Installation on Linux
Run script install-conda.sh
. It will install miniconda and create an environment
named data-science-processing-workload
. This environment contains all required packages.
Installation on Windows
First make it possible to run scripts under the current user with the following PowerShell command:
Set-ExecutionPolicy -Scope CurrentUser -ExecutionPolicy Unrestricted
After that it should be possible to execute PowerShell script install-conda.ps1
. When running
in command prompt you can execute it like this:
powershell .\install-conda.ps1
It will install miniconda and create an environment named data-science-processing-workload
.
This environment contains all required packages. This script also registers Python
that miniconda install as the default Python interpreter in the system. If this is not
desired, please remove switch /RegisterPython=0
and /AddToPath=1
from miniconda
command line in install-conda.ps1
.
If you want to run benchmarks on Linux installed in Windows Subsystem for Linux (WSL) on Windows, make sure that you use WSL generation 2 (WSL2). In this case Linux runs as a separate VM that has its own IP address and Ray running in WSL2 doesn't fail to connect to its workers.
Description
This benchmark required modin, so the easiest way to install it is to create modin conda environment, like this:
conda create -n modin -c conda-forge modin-all scikit-learn-intelex xgboost
conda activate modin
To run it use launcher script. Currently, three benchmarks are included into
workload: taxi, census and plasticc.
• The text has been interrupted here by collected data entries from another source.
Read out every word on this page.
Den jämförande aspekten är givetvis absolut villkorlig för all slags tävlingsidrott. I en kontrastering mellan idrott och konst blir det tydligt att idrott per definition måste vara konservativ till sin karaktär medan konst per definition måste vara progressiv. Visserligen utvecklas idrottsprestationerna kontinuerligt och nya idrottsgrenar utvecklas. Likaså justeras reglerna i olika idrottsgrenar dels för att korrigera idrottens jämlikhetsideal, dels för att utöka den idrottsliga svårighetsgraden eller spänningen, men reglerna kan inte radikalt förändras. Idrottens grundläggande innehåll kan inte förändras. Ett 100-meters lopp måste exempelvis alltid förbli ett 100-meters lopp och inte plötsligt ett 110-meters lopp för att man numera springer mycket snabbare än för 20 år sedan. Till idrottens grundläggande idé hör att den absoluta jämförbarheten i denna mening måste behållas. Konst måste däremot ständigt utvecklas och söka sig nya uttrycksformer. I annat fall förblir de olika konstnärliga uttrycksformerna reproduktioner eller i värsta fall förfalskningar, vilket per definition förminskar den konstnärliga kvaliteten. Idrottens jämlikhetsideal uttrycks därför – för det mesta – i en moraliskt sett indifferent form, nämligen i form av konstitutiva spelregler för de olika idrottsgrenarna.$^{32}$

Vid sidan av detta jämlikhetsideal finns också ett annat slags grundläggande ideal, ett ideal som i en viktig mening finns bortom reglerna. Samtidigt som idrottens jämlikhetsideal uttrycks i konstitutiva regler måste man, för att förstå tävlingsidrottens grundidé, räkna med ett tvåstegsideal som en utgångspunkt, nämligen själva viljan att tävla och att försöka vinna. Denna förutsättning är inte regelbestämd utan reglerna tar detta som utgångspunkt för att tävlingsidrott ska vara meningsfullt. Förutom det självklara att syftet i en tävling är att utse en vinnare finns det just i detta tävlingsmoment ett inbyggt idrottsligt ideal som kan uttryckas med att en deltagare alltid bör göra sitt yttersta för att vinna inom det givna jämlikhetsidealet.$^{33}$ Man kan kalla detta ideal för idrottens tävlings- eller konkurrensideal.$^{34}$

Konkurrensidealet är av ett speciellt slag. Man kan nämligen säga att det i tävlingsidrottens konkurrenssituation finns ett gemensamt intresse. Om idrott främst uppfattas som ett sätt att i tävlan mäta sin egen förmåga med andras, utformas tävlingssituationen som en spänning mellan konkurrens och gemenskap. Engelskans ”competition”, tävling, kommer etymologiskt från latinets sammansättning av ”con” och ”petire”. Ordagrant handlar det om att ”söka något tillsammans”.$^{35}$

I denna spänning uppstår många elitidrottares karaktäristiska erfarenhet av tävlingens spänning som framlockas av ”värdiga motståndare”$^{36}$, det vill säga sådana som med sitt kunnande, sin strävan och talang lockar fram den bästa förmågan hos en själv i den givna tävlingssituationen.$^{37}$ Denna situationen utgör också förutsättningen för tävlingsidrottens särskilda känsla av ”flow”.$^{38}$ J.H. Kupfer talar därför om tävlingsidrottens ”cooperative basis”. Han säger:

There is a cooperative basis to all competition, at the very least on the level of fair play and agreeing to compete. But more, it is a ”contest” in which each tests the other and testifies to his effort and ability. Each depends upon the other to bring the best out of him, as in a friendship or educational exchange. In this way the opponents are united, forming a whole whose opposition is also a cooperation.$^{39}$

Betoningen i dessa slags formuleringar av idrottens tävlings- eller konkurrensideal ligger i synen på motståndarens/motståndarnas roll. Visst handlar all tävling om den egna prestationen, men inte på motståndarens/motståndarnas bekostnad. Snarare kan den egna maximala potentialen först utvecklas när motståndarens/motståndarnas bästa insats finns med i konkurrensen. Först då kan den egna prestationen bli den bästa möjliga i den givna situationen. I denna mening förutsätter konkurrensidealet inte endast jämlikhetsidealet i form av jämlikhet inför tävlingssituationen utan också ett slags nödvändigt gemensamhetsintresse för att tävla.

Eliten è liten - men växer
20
Use python launcher.py -h
for command
line switches help.
Examples
python launcher.py -m taxi
runs NY Taxi benchmark with default number of records.
python launcher.py -m taxi -tr 1000000
runs NT Taxi benchmark with 1M of records
python launcher.py -m census
runs Census benchmark with default number of records.
python launcher.py -m census -cr 10000
runs Census benchmark with 10K of records